Cartoner had not much to say about his own feelings, which, perhaps, made him rather different from most lovers. He went so far as to consider the feelings of others and to place them before his own, which, of course, is quite unusual. And yet the scheme of life which was his reading of Love, and which Wanda extracted from him that sunny March morning and pieced together bit by bit in her own decided and conclusive way, seemed to content her. She seemed to gather from it that he loved her precisely as she wished to be loved, and that, come what might, she had already enough to make her life happier than the lives of most women.
And, of course, they hoped. For they were young, and human, and the spring was in the air. But their hope was one of those things of which they could not speak; for it involved knowledge of which Wanda had become possessed at the hand of the prince and Martin and Kosmaroff. It touched those things which Cartoner had come to Poland to learn, but not from Wanda.
The smell of the wood-smoke from the chimneys of the farm told them that they were nearing the edge of the forest, and Wanda stopped short.
“You must not go any nearer,” she said. “You are sure no one saw you when you came?”
“No one,” answered Cartoner, whom fortune had favored as he came. For he had approached the farm through the wood, and he had seen Wanda's footsteps in the snow. He had often ridden over the same ground on the very horse which he was now riding, and knew every inch of the way to Warsaw. He could get there without being seen, might even quit the city again unobserved.
For he knew—indeed, Wanda had told him—the dangers that surrounded him. He knew also that these dangers were infinitely greater for Martin and the prince.
“It is only what you foresaw,” she said, “when—when we first understood.”
“No, it is worse than I foresaw,” he answered.

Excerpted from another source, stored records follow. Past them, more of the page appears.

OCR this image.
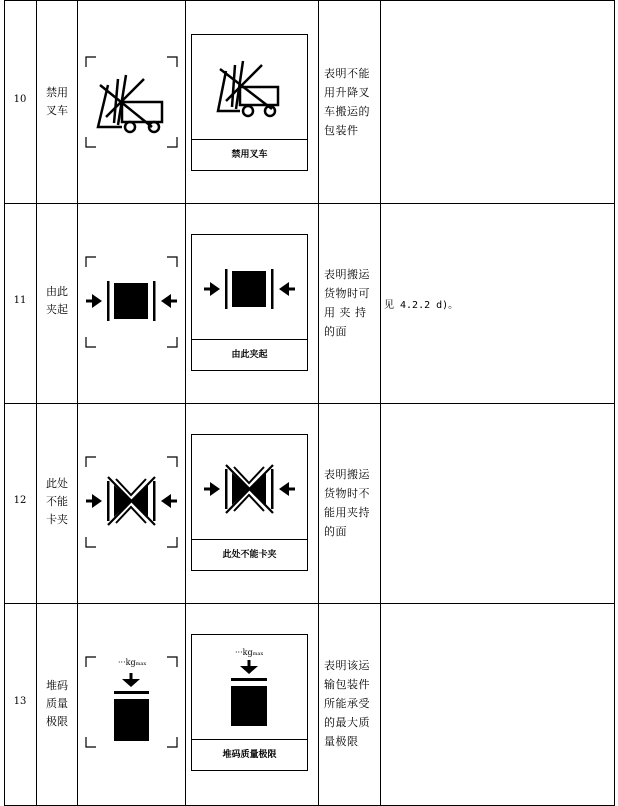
10
禁用
叉车
禁用叉车
表明不能
用升降叉
车搬运的
包装件
11
由此
夹起
由此夹起
表明搬运
货物时可
用 夹 持
的面
见 4.2.2 d)。
12
此处
不能
卡夹
此处不能卡夹
表明搬运
货物时不
能用夹持
的面
13
堆码
质量
极限
···kgmax
···kgmax
堆码质量极限
表明该运
输包装件
所能承受
的最大质
量极限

So they parted, with the knowledge that they must not meet again in Poland when their meeting must mean such imminent risk to others. They could not even write to each other while Wanda should be within the circle of the Russian postal service. There was but the one link between them—Paul Deulin; and to him neither would impart a confidence. Deulin had brought about this meeting to-day. Warned by telegram, he had met Cartoner at Warsaw Station, and had counselled him not to go out into the streets. Since he was only waiting a few hours in Warsaw for the St. Petersburg train, he must either sit in the station or take a horse and go for a ride into the country. The Bukatys, by-the-way, were not in town, but at their country house.
“Go and see them,” he added. “A man living on a volcano may surely play with firearms if he wants to. And you are all on the volcano together. Pah! I know the smell of it. The very streets, my friend, reek of catastrophe.”